Forget Groundhog Day, In The World Of Retail The First Sign Of Spring Is When Lowe's, Home Depot Announce Their Seasonal Hiring Numbers
Punxsutawney Phil, Pennsylvania’s famous weather-forecasting rodent, might be a beloved herald of spring, but a better indicator of impending warmer weather is when home improvement stores start unveiling sales specials and bulking up their in-store workforces.
To do so effectively and efficiently requires these retailers to stay on top of national weather patterns during their peak selling season for the year. After all, if there's a rush on snow shovels this weekend in the Northeast due to Winter Storm Nemo, which threatens to dump as much as two feet of snow on Boston, retailers better have dispatched the stock and planned staff schedules ahead of that demand. And if the weather improves a few weeks later, better have shopper-attracting sales on BBQ grills and gardening equipment ready.
Atlanta-based Home Depot (NYSE:HD) came out on Wednesday with its annual seasonal hiring number: It said 80,000 workers will be hired to meet the demand of Americans consumers who crawl out from their winter holes to gaze upon gardens in need of mulch, ice-battered gutters, siding that needs repair or other tasks to add to their springtime to-do lists.

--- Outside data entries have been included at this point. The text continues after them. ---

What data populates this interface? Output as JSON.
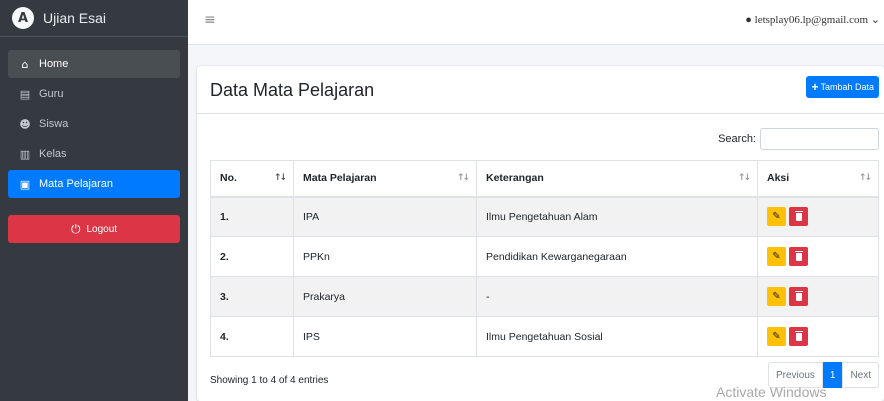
{
  "brand": {
    "logo_letter": "A",
    "title": "Ujian Esai"
  },
  "sidebar": {
    "items": [
      {
        "label": "Home",
        "icon": "home-icon",
        "glyph": "⌂"
      },
      {
        "label": "Guru",
        "icon": "chalkboard-teacher-icon",
        "glyph": "▤"
      },
      {
        "label": "Siswa",
        "icon": "users-icon",
        "glyph": "☻"
      },
      {
        "label": "Kelas",
        "icon": "building-icon",
        "glyph": "▥"
      },
      {
        "label": "Mata Pelajaran",
        "icon": "book-icon",
        "glyph": "▣"
      }
    ],
    "logout_label": "Logout",
    "logout_icon": "power-icon"
  },
  "topbar": {
    "menu_icon": "hamburger-icon",
    "user_email": "letsplay06.lp@gmail.com"
  },
  "card": {
    "title": "Data Mata Pelajaran",
    "add_button_label": "Tambah Data",
    "search_label": "Search:",
    "search_value": ""
  },
  "table": {
    "headers": [
      "No.",
      "Mata Pelajaran",
      "Keterangan",
      "Aksi"
    ],
    "rows": [
      {
        "no": "1.",
        "mapel": "IPA",
        "keterangan": "Ilmu Pengetahuan Alam"
      },
      {
        "no": "2.",
        "mapel": "PPKn",
        "keterangan": "Pendidikan Kewarganegaraan"
      },
      {
        "no": "3.",
        "mapel": "Prakarya",
        "keterangan": "-"
      },
      {
        "no": "4.",
        "mapel": "IPS",
        "keterangan": "Ilmu Pengetahuan Sosial"
      }
    ]
  },
  "footer": {
    "info": "Showing 1 to 4 of 4 entries",
    "pagination": {
      "previous": "Previous",
      "current": "1",
      "next": "Next"
    }
  },
  "watermark": "Activate Windows",
  "colors": {
    "sidebar_bg": "#343a40",
    "primary": "#007bff",
    "danger": "#dc3545",
    "warning": "#ffc107"
  }
}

Home Depot’s announcement comes two weeks after rival Lowe's Companies Inc. (NYSE:LOW) of Mooresville, N.C., said it was hiring 45,000 seasonal workers and 9,000 permanent part-time associates to help on the weekends, or 12.5 percent more workers than last season.
Together the country’s two largest do-it-yourself retailers will hire 134,000 seasonal workers, 14 percent more than they hired last year.
"Spring is always a special season for us,” said Tim Crow, Home Depot’s head of human resources.
Unlike other retailers, which see their best business in the last three months of the calendar year, home improvement stores big and small see their best business in the earlier months of the warmer part of the year, roughly peaking as hot weather begins and petering out toward the dogs days of summer.
This annual shopping event is unique because, unlike the peak end-of-year shopping season for retail, this end-of-winter consumer buying spree begins in the southern, balmier parts of the country first, and then gradually moves up the continent as winter weather retreats. The hiring, stocking and sales specials chase the receding cold. In fact, this may well be the only perennial shopping season that behaves in this manner.
“We have a very close working relationship with weather experts that give us information about climate trends, and those are factored in how we are looking at certain parts of our business,” said Karen Cobb, a Lowe’s representative. “It’s not a sole deciding factor, but we look at what the long-term weather predictions are and take these into consideration. The weather acts like a barometer -- excuse the pun -- for stocking our stores with certain products and for anticipating our staffing needs.”
Lowe’s even has its own emergency command center that monitors unusual weather patterns in order to predict which stores should stock up on what products — and to do so before the storm hits.
“For instance, we’re watching the weather patterns in the Northeast right now to anticipate the needs of our customers there,” said Cobb.
Predicting the weather is a difficult game, but also an important one in this segment of the retail industry. If this weekend’s winter storm blankets the Northeast as predicted, then before this happens regional home improvement stores need to stock up on products like snow shovels and space heaters. And it takes more than a rodent from Pennsylvania to make those kinds of heady predictions.